Sunlit Night

Sundance Journal: The Sunlit Night

The Sunlit Night

Movie Rating:

1.5

The Sunlit Night is the latest of a bunch of indie drama/comedies starring Jenny Slate in the last few years. They usually follow a similar formula – a fish out of water situation, someone dealing with a life-changing event like death or abortion or the like, and somehow our hapless protagonist has to figure this all out on the road to whatever constitutes adulthood.

This time, the scope of Slate’s slate expands to include Scandinavian existential angst, bringing mumblecore to the land of the midnight sun.

Director David Wnendt handsomely photographs both Brooklyn and northern Norway. The movie has plenty of good bits as well. Slate singing a mourning prayer will make any good Jew plotz just a little bit, and I could watch hours and hours of the close-up inserts showing bread being made.

The rest, however, has a stilted awkwardness that makes the film (unlike the bread) feel underbaked. Take Zach Galifianakis’ role as the leader of a Viking settlement, or Gillian Anderson as the redheaded mother spouting Russian proverbs. It’s just quirky enough it should all work, and yet…

Futher, the film has odd technical issues. Lines of dialogue are dubbed poorly, even including the native English speakers. It’s obvious that things were rewritten. ADR is done with the characters staring off to the distance, which is the kind of thing you see in a lot of student films but hardly the stuff of a professional production.

Alex Sharp plays the moody baker, Yasha, who sulks his way to Scandanavia, bumping into Slate while he’s on a mission to commemorate his father. Fridtjov Såheim is a surly painter looking to exploit another in a line of assistants, while David Paymer and Jessica Hecht play the parents back home.

The film is affable enough, but at some point the saccharine storyline and mix of moods becomes a bit dreary.

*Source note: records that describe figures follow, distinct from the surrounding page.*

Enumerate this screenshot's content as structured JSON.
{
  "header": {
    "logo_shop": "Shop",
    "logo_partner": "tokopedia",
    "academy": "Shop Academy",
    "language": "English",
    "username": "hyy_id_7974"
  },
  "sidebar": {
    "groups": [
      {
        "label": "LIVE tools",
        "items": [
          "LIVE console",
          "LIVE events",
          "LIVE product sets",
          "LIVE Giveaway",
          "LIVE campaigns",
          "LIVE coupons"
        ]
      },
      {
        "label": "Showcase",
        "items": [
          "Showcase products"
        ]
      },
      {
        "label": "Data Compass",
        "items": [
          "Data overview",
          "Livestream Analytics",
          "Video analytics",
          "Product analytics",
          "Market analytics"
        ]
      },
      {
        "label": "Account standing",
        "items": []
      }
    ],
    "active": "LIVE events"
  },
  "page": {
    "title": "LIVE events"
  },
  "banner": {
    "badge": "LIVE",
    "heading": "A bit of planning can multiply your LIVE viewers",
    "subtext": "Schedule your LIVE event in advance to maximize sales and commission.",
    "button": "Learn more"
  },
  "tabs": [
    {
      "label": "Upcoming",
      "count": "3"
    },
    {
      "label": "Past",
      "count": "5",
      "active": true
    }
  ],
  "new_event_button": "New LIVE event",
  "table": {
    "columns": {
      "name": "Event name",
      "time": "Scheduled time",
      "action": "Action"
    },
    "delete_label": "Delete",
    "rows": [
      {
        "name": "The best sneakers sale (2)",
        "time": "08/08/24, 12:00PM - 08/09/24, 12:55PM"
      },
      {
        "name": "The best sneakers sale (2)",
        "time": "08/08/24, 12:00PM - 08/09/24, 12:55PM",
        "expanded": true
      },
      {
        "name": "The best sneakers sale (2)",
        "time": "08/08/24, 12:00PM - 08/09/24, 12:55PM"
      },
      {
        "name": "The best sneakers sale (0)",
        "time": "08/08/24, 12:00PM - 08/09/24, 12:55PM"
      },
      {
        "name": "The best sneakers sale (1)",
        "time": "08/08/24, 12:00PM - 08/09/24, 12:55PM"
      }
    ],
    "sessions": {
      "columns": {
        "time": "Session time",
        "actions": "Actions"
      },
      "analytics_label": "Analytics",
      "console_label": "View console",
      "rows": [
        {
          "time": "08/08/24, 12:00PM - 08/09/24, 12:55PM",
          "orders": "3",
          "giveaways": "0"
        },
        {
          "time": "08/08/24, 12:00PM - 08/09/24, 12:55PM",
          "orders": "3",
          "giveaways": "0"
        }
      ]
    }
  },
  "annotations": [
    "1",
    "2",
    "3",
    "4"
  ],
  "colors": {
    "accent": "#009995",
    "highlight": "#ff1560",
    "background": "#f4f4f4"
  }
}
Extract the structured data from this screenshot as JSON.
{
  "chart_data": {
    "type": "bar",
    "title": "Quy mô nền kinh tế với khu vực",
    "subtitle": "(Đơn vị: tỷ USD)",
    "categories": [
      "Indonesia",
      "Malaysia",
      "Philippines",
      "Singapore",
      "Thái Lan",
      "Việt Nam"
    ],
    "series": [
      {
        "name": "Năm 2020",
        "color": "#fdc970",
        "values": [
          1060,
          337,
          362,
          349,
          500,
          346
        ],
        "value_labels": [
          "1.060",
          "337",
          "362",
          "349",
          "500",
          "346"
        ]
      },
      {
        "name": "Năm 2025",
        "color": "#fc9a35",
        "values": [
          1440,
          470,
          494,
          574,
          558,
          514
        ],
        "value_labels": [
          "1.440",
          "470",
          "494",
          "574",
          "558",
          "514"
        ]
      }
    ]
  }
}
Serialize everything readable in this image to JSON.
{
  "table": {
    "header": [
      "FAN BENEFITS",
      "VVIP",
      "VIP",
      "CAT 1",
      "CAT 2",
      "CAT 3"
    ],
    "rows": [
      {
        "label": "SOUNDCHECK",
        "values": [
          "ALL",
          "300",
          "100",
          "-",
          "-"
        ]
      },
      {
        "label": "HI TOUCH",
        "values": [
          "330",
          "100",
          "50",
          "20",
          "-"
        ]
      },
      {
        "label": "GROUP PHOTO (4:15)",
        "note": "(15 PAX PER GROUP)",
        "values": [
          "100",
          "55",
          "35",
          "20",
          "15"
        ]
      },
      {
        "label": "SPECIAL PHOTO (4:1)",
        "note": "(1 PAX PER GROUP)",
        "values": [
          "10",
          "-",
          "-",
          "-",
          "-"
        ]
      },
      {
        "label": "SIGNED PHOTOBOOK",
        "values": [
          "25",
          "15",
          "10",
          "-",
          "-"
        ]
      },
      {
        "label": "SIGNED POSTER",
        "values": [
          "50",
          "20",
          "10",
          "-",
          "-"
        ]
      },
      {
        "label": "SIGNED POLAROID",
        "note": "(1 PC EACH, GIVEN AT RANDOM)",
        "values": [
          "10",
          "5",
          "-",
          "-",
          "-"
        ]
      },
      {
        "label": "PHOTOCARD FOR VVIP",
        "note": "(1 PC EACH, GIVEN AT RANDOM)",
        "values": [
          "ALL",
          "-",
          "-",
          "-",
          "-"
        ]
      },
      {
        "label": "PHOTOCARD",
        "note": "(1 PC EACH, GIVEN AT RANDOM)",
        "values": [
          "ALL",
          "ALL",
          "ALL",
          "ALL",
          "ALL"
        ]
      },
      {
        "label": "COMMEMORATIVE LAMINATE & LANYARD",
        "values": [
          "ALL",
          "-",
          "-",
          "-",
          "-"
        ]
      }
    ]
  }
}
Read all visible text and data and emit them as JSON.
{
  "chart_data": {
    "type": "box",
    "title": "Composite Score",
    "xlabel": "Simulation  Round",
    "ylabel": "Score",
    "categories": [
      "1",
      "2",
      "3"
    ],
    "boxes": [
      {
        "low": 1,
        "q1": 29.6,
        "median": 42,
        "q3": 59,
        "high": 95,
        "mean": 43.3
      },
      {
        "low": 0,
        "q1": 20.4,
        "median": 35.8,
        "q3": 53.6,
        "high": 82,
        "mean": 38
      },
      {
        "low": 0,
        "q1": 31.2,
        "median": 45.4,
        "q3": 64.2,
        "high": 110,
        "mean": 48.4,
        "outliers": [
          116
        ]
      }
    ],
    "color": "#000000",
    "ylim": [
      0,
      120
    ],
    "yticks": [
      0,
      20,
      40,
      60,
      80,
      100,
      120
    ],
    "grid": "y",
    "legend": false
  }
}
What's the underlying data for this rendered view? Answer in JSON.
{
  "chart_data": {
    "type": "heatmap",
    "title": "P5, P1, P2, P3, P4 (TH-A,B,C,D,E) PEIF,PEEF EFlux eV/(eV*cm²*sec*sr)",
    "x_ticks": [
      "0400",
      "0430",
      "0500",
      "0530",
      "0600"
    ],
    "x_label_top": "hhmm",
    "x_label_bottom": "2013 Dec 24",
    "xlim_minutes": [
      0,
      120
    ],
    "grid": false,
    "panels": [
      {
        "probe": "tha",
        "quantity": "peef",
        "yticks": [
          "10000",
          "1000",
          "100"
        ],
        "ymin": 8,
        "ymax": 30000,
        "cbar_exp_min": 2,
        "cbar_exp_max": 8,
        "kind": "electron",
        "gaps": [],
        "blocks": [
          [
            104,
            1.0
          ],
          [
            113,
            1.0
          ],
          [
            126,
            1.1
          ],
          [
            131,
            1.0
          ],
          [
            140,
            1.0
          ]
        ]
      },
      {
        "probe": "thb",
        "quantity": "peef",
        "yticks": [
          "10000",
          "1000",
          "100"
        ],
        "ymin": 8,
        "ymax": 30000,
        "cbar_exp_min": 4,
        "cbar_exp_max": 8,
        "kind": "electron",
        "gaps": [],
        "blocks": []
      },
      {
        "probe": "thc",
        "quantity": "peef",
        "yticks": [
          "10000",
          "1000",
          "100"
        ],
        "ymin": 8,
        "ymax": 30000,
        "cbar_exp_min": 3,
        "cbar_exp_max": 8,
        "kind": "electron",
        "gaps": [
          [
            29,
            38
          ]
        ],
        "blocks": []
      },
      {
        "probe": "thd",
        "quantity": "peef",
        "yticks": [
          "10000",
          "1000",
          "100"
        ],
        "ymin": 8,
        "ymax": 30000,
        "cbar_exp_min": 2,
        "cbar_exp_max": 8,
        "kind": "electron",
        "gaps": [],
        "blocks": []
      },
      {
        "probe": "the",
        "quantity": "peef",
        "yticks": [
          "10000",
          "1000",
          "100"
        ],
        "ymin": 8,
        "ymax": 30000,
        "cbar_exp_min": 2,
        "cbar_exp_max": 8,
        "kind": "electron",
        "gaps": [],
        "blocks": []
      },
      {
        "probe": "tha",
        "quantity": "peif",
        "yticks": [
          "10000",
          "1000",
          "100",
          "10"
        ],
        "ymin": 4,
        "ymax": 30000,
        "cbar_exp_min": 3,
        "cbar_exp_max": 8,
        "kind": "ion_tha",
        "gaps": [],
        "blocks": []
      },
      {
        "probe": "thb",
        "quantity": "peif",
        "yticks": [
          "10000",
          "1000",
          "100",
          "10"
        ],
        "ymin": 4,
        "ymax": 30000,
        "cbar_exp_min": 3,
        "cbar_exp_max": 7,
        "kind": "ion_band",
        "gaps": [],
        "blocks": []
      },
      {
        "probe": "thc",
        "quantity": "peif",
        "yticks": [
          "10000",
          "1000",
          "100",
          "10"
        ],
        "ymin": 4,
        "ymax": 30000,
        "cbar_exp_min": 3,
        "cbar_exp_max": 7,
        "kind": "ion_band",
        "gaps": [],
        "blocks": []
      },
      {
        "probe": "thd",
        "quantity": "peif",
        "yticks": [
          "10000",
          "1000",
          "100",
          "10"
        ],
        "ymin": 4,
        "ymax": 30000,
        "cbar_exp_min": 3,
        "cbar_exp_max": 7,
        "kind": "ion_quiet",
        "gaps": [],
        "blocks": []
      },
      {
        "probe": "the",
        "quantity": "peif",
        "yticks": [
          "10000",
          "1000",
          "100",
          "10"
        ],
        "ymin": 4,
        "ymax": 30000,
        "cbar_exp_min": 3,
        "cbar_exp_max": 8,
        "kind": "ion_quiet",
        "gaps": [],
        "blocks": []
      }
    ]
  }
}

Rebecca Dinerstein’s script, based on her novel, feels even more indulgent than it should, as if the entire enterprise is an inside joke.

The Sunlit Night never quite coheres enough to shine. It has elements that work sporadically, but the movie needs to reign in some of its more cloying attributes and focus on a storyline as inviting and complex as the landscape in which it’s set.